Just because you have gotten a divorce doesn’t mean that your husband or wife is no longer a beneficiary on any number of your accounts or policies. Forgetting to change the beneficiary on these plans seems like a minor detail, but it can have disastrous results. If something happens to you even decades from now, a former spouse can reap the benefits instead of your current spouse or other family members – no matter how long you have been divorced and sometimes regardless of what your will says. While former spouses can turn things like life insurance money over to a more deserving person, they are not legally obligated to do so.

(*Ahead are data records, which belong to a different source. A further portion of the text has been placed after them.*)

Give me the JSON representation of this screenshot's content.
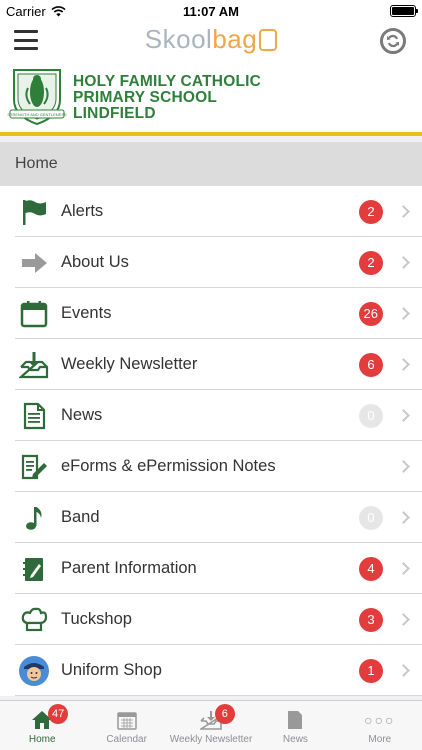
{
  "status_bar": {
    "carrier": "Carrier",
    "time": "11:07 AM"
  },
  "nav": {
    "logo_part1": "Skool",
    "logo_part2": "bag",
    "menu_icon": "hamburger-icon",
    "sync_icon": "sync-icon"
  },
  "school": {
    "name_line1": "HOLY FAMILY CATHOLIC",
    "name_line2": "PRIMARY SCHOOL",
    "name_line3": "LINDFIELD",
    "crest_motto": "STRENGTH AND GENTLENESS"
  },
  "section_title": "Home",
  "menu": [
    {
      "label": "Alerts",
      "badge": "2",
      "icon": "flag-icon"
    },
    {
      "label": "About Us",
      "badge": "2",
      "icon": "arrow-right-icon"
    },
    {
      "label": "Events",
      "badge": "26",
      "icon": "calendar-icon"
    },
    {
      "label": "Weekly Newsletter",
      "badge": "6",
      "icon": "inbox-download-icon"
    },
    {
      "label": "News",
      "badge": "0",
      "icon": "document-icon"
    },
    {
      "label": "eForms & ePermission Notes",
      "badge": "",
      "icon": "form-pen-icon"
    },
    {
      "label": "Band",
      "badge": "0",
      "icon": "music-note-icon"
    },
    {
      "label": "Parent Information",
      "badge": "4",
      "icon": "notebook-icon"
    },
    {
      "label": "Tuckshop",
      "badge": "3",
      "icon": "chef-hat-icon"
    },
    {
      "label": "Uniform Shop",
      "badge": "1",
      "icon": "uniform-avatar-icon"
    }
  ],
  "tabs": [
    {
      "label": "Home",
      "badge": "47",
      "icon": "home-icon"
    },
    {
      "label": "Calendar",
      "badge": "",
      "icon": "calendar-icon"
    },
    {
      "label": "Weekly Newsletter",
      "badge": "6",
      "icon": "inbox-download-icon"
    },
    {
      "label": "News",
      "badge": "",
      "icon": "document-icon"
    },
    {
      "label": "More",
      "badge": "",
      "icon": "more-icon"
    }
  ],
  "colors": {
    "brand_green": "#2f7f3a",
    "badge_red": "#e23c3c",
    "gold": "#e8c21c",
    "logo_orange": "#f0a64a"
  }
}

Your should review who you have listed as a beneficiary on the following accounts and policies:
• Retirement plans, such as Keogh and 401K
• Disability insurance policies
• Life insurance policies
• Pension plan
• IRAs
• Wills and trusts
• Annuities
• Bank accounts
• Health savings accounts
In many cases, you can change your beneficiaries on these accounts and policies by contacting the company, the bank, or the employer in charge of the account. Many times there are forms that you can download off of the company’s website to fill out, sign, and mail in. Remember to choose your beneficiary wisely and to name a second beneficiary in the event that your primary beneficiary dies. And remember to always keep copies of your beneficiary forms. While this may seem like even more paperwork during an already complicated and stressful time, taking this step could certainly help you avert a future financial disaster.